Osterholm specified that like the early days of HIV, COVID-19 contact tracing programs aren’t offering people enough incentive to share. “If you’re infected, or contact traced, you have to stay isolated or quarantined for 14 days, depending on when the exposure was,” stated Osterholm. “So, if you’re an essential worker, and you don’t get paid if you don’t go to work, what’s your incentive to participate? We haven’t worked through those issues yet, and I think that’s one of the challenges.”
Osterholm added that he’d “throw the kitchen sink at this thing” if it didn’t do harm and actually worked. “I come from a world of contact tracing, and I understand the potential power of it. But I also understand the reality of what these programs can do under these conditions.”
One example that he alluded to was that during the HIV days, contact tracing was done in person, maybe in an office, or at home, where someone showed an ID that proved who they were. Now most tracing is done by phone.

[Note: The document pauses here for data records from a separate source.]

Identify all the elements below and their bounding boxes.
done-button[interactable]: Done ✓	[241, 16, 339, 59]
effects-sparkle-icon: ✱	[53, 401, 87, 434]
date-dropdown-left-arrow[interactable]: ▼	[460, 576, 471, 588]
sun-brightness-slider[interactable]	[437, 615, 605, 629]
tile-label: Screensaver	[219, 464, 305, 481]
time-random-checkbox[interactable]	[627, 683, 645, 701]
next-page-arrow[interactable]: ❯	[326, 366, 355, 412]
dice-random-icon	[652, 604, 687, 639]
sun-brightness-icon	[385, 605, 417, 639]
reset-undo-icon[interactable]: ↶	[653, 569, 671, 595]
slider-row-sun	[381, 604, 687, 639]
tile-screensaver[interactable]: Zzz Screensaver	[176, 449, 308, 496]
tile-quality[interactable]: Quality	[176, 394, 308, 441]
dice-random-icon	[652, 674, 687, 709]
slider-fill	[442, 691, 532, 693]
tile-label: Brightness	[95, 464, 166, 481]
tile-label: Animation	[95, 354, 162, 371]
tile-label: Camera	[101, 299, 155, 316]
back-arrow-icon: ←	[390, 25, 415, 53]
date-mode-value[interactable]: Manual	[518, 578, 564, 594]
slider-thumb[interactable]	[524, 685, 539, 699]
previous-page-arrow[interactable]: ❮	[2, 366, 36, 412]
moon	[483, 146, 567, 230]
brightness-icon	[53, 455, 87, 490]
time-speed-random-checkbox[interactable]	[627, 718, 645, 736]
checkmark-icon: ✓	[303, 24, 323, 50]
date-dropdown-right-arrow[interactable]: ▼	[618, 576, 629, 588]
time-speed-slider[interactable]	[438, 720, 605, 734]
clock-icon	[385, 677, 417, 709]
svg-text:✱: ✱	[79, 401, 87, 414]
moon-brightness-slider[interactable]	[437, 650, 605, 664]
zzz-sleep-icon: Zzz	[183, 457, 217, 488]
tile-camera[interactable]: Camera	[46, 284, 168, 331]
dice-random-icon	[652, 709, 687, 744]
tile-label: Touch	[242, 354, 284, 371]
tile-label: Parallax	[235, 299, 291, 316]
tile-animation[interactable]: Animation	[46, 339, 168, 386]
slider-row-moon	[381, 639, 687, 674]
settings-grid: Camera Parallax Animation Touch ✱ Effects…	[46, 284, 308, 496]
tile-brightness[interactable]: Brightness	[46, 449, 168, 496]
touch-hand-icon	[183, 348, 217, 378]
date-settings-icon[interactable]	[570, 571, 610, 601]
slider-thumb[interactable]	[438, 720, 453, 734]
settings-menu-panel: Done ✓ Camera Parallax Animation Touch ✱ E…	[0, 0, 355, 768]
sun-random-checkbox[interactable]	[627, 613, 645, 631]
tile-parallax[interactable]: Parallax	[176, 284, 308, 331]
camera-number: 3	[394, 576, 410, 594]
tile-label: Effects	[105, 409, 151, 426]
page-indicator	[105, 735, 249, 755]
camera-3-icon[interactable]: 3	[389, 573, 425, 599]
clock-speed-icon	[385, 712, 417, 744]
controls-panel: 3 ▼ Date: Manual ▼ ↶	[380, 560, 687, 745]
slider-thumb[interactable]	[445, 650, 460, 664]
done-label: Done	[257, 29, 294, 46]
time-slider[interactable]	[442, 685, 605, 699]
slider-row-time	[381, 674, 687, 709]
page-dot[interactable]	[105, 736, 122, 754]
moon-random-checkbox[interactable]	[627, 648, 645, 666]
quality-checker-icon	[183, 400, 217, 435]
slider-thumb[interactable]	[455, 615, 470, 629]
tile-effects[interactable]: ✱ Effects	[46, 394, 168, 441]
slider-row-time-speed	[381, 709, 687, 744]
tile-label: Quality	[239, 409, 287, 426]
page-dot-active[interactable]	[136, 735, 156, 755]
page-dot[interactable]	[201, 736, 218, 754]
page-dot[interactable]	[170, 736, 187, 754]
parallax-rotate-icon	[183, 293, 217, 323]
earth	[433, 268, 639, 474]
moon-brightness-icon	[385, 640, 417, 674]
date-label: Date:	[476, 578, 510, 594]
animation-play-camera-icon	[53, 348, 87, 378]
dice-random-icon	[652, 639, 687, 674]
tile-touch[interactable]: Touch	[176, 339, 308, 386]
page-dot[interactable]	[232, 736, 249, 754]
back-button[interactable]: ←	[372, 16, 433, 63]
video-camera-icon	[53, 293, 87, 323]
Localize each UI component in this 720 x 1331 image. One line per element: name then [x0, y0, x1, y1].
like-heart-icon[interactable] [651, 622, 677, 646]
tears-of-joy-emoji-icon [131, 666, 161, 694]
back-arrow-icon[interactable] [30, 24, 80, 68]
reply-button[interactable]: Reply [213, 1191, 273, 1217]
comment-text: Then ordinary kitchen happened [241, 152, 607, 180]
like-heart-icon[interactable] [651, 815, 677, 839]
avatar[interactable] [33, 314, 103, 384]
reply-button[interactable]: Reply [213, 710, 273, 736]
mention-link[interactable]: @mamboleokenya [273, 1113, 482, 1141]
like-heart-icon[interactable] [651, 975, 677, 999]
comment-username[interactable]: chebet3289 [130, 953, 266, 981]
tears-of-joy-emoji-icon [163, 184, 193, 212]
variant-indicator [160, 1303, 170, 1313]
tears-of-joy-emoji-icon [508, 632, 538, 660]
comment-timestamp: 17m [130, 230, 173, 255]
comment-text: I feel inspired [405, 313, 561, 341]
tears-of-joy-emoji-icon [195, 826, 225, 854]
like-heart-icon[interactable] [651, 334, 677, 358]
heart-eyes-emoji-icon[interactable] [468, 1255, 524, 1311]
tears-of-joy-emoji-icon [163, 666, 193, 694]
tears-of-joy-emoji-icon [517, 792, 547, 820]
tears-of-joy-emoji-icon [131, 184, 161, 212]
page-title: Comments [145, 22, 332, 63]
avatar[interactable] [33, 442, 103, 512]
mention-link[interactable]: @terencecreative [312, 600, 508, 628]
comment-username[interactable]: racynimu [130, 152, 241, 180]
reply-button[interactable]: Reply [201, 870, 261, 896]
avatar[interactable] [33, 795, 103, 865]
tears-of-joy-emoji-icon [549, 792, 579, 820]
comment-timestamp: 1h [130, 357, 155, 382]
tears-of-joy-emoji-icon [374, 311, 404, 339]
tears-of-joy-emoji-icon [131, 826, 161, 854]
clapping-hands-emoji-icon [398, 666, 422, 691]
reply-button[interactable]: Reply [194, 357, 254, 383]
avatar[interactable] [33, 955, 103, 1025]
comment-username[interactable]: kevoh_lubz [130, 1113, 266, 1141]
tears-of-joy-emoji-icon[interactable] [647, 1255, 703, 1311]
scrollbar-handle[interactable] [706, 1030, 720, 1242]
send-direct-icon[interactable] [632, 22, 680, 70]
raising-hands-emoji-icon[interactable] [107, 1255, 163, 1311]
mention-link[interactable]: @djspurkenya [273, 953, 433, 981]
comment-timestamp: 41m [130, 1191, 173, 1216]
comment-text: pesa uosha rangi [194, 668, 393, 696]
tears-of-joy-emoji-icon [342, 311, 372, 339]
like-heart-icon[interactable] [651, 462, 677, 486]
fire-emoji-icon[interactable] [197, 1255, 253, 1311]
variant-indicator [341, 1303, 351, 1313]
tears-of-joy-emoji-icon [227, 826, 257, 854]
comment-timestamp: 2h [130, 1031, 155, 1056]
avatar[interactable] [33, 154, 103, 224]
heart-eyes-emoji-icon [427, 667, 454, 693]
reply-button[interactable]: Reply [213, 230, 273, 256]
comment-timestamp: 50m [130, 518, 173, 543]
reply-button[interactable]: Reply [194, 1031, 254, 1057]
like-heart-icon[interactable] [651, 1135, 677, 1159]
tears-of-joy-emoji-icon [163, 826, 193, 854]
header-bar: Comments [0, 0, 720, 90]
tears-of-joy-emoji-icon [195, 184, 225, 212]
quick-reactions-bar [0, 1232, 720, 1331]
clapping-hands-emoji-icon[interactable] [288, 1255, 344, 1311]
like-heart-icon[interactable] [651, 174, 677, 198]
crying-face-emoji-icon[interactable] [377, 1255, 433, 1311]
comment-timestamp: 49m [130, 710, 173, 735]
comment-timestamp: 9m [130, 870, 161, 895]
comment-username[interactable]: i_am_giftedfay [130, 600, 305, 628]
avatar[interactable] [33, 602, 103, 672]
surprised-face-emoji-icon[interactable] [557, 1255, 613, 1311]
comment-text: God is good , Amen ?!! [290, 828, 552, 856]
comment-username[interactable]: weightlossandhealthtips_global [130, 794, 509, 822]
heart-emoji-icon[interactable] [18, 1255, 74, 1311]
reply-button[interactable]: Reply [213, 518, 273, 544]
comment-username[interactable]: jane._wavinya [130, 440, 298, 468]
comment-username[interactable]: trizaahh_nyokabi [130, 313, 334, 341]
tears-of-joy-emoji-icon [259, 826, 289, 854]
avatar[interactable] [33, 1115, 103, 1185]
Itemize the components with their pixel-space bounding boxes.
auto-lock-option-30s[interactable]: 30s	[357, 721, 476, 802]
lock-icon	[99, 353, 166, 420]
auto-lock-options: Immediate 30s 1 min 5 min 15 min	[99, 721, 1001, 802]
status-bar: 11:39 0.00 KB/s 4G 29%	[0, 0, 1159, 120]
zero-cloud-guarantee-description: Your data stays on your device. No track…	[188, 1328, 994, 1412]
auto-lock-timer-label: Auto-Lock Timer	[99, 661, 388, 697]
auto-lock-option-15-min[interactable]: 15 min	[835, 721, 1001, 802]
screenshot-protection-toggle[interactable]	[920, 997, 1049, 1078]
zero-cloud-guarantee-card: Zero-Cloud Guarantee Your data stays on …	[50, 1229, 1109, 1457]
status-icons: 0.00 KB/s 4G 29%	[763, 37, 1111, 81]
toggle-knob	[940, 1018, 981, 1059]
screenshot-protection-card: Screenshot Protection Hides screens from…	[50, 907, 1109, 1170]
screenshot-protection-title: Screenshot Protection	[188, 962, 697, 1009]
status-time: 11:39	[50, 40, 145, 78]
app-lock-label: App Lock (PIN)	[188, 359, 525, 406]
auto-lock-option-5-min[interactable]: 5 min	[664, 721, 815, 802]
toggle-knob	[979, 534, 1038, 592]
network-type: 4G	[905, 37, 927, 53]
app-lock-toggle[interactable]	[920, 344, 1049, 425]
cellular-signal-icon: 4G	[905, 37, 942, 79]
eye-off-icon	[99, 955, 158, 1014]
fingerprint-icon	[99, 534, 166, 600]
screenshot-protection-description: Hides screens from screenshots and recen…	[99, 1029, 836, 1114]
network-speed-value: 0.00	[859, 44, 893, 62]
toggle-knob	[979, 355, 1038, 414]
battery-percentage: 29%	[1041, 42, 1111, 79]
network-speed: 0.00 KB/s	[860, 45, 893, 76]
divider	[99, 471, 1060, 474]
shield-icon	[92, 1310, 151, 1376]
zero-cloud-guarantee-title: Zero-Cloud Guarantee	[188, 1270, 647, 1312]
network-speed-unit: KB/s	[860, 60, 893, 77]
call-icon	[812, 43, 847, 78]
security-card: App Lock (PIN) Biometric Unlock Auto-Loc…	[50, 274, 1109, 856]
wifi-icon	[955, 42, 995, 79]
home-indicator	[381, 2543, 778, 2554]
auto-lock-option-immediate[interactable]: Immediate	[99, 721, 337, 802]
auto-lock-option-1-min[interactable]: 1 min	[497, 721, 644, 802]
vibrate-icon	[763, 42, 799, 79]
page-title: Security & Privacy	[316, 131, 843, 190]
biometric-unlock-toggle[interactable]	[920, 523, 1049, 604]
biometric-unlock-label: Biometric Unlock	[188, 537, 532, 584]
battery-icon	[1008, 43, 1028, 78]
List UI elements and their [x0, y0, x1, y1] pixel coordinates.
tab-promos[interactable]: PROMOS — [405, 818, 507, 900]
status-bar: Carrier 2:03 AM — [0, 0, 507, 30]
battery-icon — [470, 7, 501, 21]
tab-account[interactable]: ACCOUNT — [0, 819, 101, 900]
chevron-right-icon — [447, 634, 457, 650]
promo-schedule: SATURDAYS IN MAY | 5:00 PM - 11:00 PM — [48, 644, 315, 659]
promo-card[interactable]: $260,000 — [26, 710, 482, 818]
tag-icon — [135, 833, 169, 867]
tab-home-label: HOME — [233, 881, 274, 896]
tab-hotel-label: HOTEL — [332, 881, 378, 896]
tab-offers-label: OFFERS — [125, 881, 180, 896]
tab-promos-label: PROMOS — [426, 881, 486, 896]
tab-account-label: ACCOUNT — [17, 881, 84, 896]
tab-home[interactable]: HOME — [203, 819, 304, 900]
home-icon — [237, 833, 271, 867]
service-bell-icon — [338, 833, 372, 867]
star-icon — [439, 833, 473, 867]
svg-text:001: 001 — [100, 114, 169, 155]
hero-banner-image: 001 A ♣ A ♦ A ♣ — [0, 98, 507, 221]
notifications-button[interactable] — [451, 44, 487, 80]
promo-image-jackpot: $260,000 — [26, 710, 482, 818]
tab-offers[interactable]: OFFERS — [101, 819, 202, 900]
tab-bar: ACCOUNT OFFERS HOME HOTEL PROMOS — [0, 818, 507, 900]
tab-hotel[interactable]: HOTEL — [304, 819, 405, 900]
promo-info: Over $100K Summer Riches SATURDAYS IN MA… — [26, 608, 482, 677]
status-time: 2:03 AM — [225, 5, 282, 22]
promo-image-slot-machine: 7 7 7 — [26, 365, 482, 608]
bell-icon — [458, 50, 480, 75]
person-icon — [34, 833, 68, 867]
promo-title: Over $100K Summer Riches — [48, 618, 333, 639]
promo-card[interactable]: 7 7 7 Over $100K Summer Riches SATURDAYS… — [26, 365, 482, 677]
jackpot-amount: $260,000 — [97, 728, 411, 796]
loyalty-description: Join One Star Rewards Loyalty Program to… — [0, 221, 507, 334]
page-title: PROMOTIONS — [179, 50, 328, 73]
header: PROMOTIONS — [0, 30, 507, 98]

“The whole issue with that is that it can be difficult for the tracer to verify who they say they are,” Osterholm explained. “Any person can create a phone identification by putting something like ‘NY State Health Department’ on their answering ID. Then the people who are being called see it, and they think that the caller is really from the NYS Health Department. One of the challenges is to work through the scam side of this.”
Finally, it’s inevitably about who is hired to do the contact tracing. “I can understand why that’s a real challenge right now since it’s very difficult hiring enough people who are competent. Most applicants and tracers you hire mean well and want to help out. But the question is training. Previously, we spent months training people as contact tracing health investigators, but we don’t have time to do that now, so what’s the tradeoff for that?”
That’s a scary thought. As cars line-up for miles around the country for people to be tested, the system to test is under a tremendous strain. What happens when the testing is done, and you test positive remains an unanswered question, and that’s not a comforting thought.